AN Italian theologian – Msgr Nicola Bux, inset below – is the latest to toss a chunk of baloney into the ongoing COVID-19/Christian woo discourse by coming down hard on priests who handle ‘Jesus’ with latex gloves.
One priest – a US chaplain Lt Col Alan Irizarry, who has been dispensing hosts while wearing gloves – was photographed by Winifred Brown and posted on the US Department of Defense website.
Bux said in a statement that:
The sacred ministers, especially priests, perhaps have no intention of profaning the Sacrament, but they do not know what it means to treat it worthily, that is in relation to the intrinsic value of the reality in question.
Eh? Something askew with the translation, methinks.
Bux went on to ask:
Who would bring a plate of soup to the table with latex gloves? It would create suspicion in the eaters. So why be surprised by the faithful who are outraged by such treatment of the Eucharist?
He added that ideas such as wearing gloves to distribute Holy Communion indicate:
A lack of human and Christian formation in this regard.
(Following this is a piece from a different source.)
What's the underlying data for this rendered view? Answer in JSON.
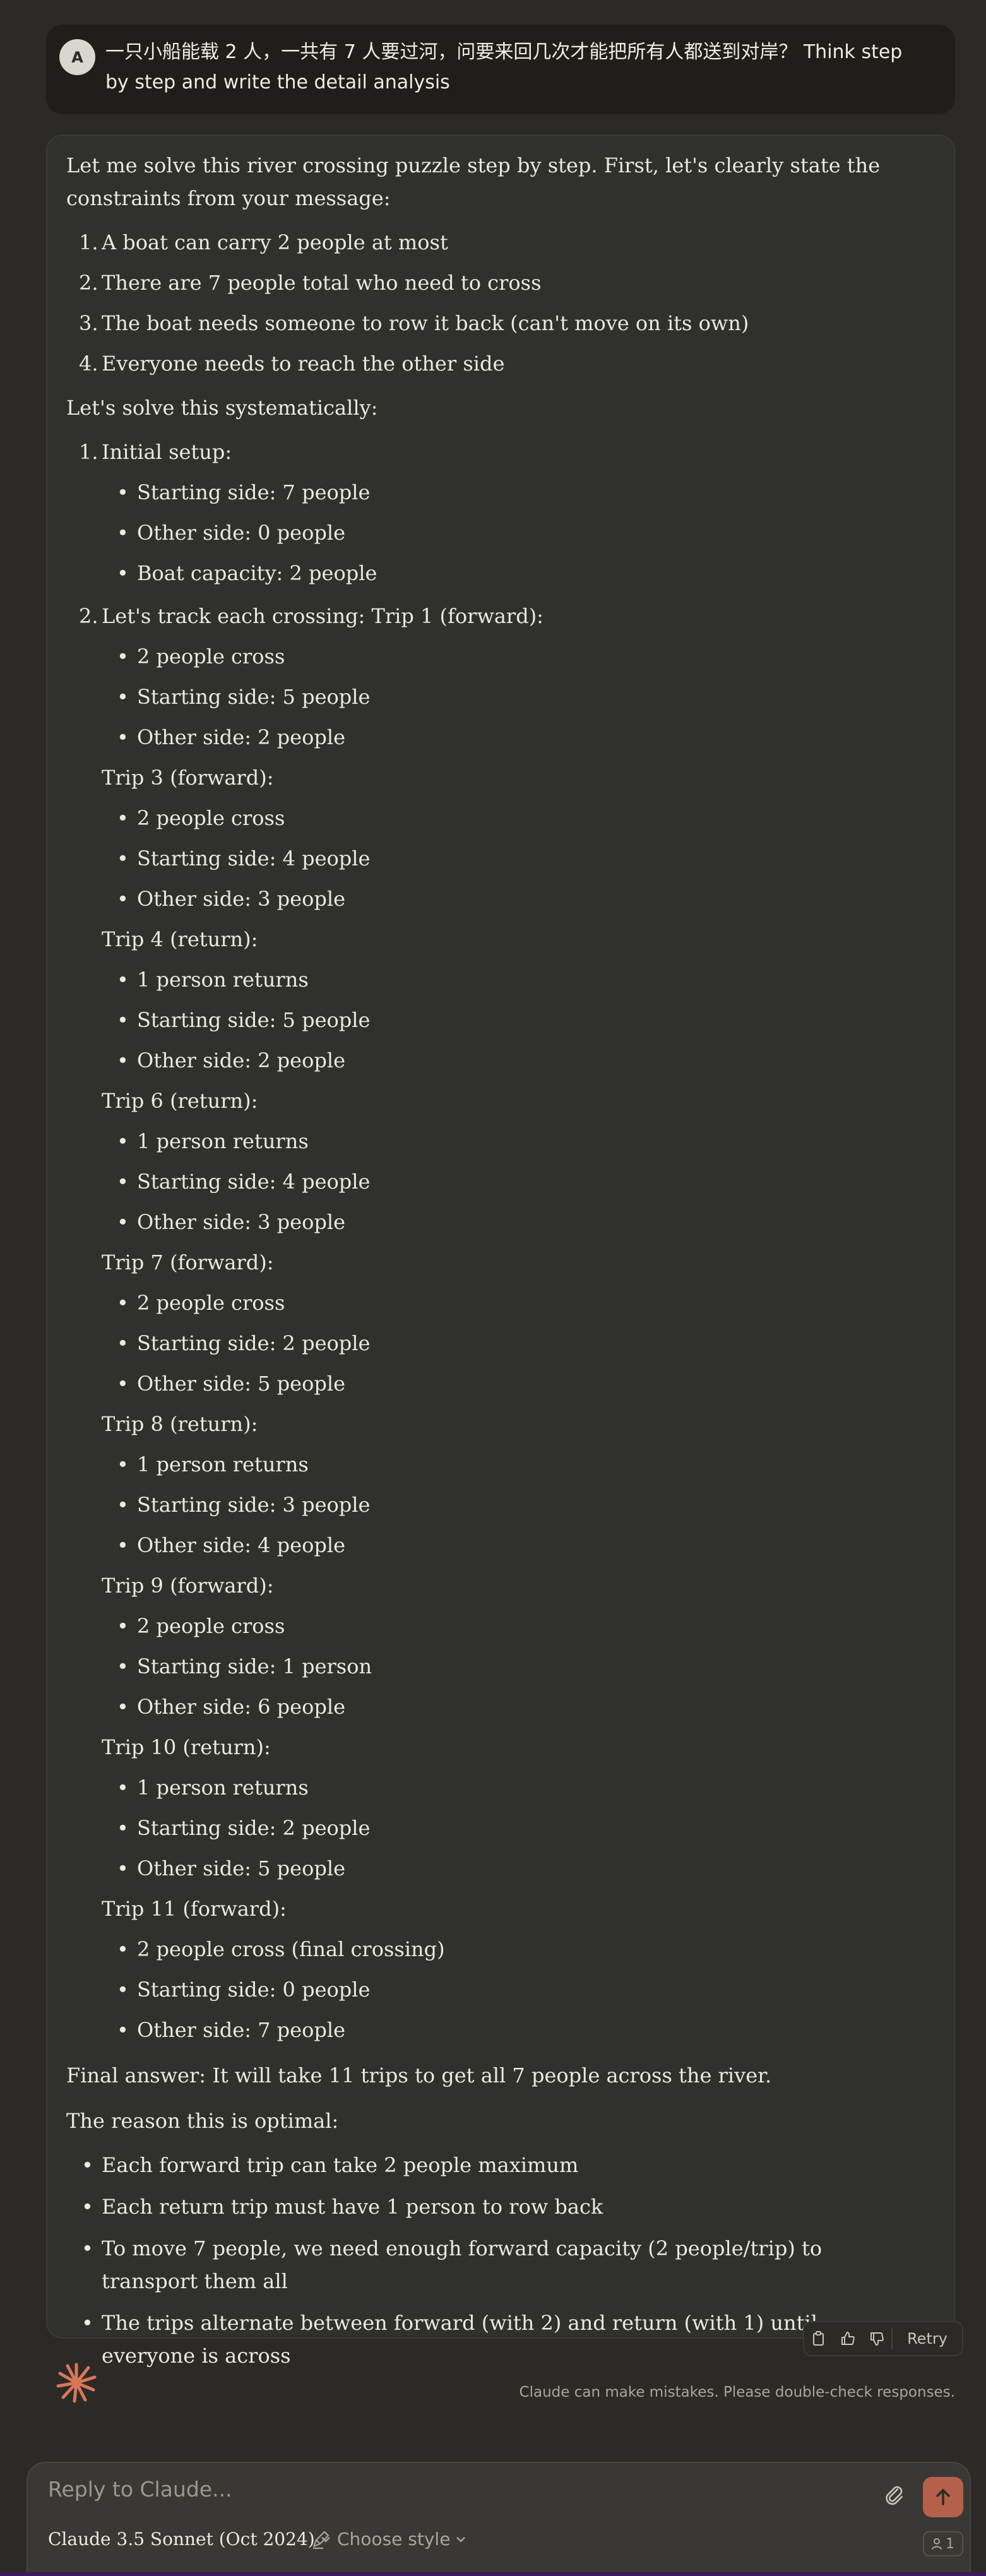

Bux argued that priests should simply follow the guidelines already in place in the General Instruction of the Roman Missal.
That text, as well as the rites of the traditional Latin Mass and the liturgies of the Eastern churches, aims:
To treat with devout dignity the sacred vessels containing the Eucharist, which also implies the hygienic purity of the hands; and this since ancient times.
Bux is not to be lightly brushed aside, as he is quite the panjandrum in the Vatican hierarchy. He has been a consultor to the Congregation for the Doctrine of the Faith, the Congregation for Divine Worship and the Discipline of the Sacraments as well as the Congregation for the Causes of Saints, so he needs to be taken seriously when he point to the fact that in the traditional liturgy:
After having consecrated the species, the priest keeps his thumbs and index fingers together, so as not to touch anything else until the Communion of the faithful is concluded.
He also mentioned that “incense, which has sanitising power,” is generously used by the Eastern churches.
This is also foreseen in the Roman and Ambrosian rites, but by some it is considered a sign of triumphalism.
Someone should point him to Science Daily which reported that the burning of incense:
Has been linked to the development of lung cancer, childhood leukemia and brain tumors.
Enter Fr Thomas Petri, OP, above, another expert in superstitionism. The Vice President and academic dean at the grandiose Pontifical Faculty of the Immaculate Conception at the Dominican House of Studies in Washington, DC, dished this out on Twitter:
We don’t handle it with gloves and we certainly don’t put the Blessed Sacrament in a plastic baggie.
Petri’s Pontifical Faculty, through its Thomistic Institute, was also responsible for writing the guidelines on the phased restoration of public Masses, which were subsequently recommended by the United States Conference of Catholic Bishops.
Where on earth do they get these names? Ah, I have the answer here: The Fantasy Name Generator offers Paragons of Dlakakhi, Order of the Three Divines, Gathering of Alosiphy, Congregation of Dreams, Followers of Arupruthy and a whole bunch more.
According to the Thomistic Institute, even receiving Holy Communion directly on the tongue, which some consider to be the most dangerous thing to do amid the COVID-19 pandemic, is possible:
Without unreasonable risk. Opinions on this point are varied within the medical and scientific community: some believe Communion on the tongue involves an elevated and, in the light of all the circumstances, an unreasonable risk; others disagree. If Communion on the tongue is provided, one could consider using hand sanitizer after each communicant who receives on the tongue.
It beggars belief that, in the middle of the 21st century, people can get mired down with arcane issues that have as much relevance to today’s world as alchemy.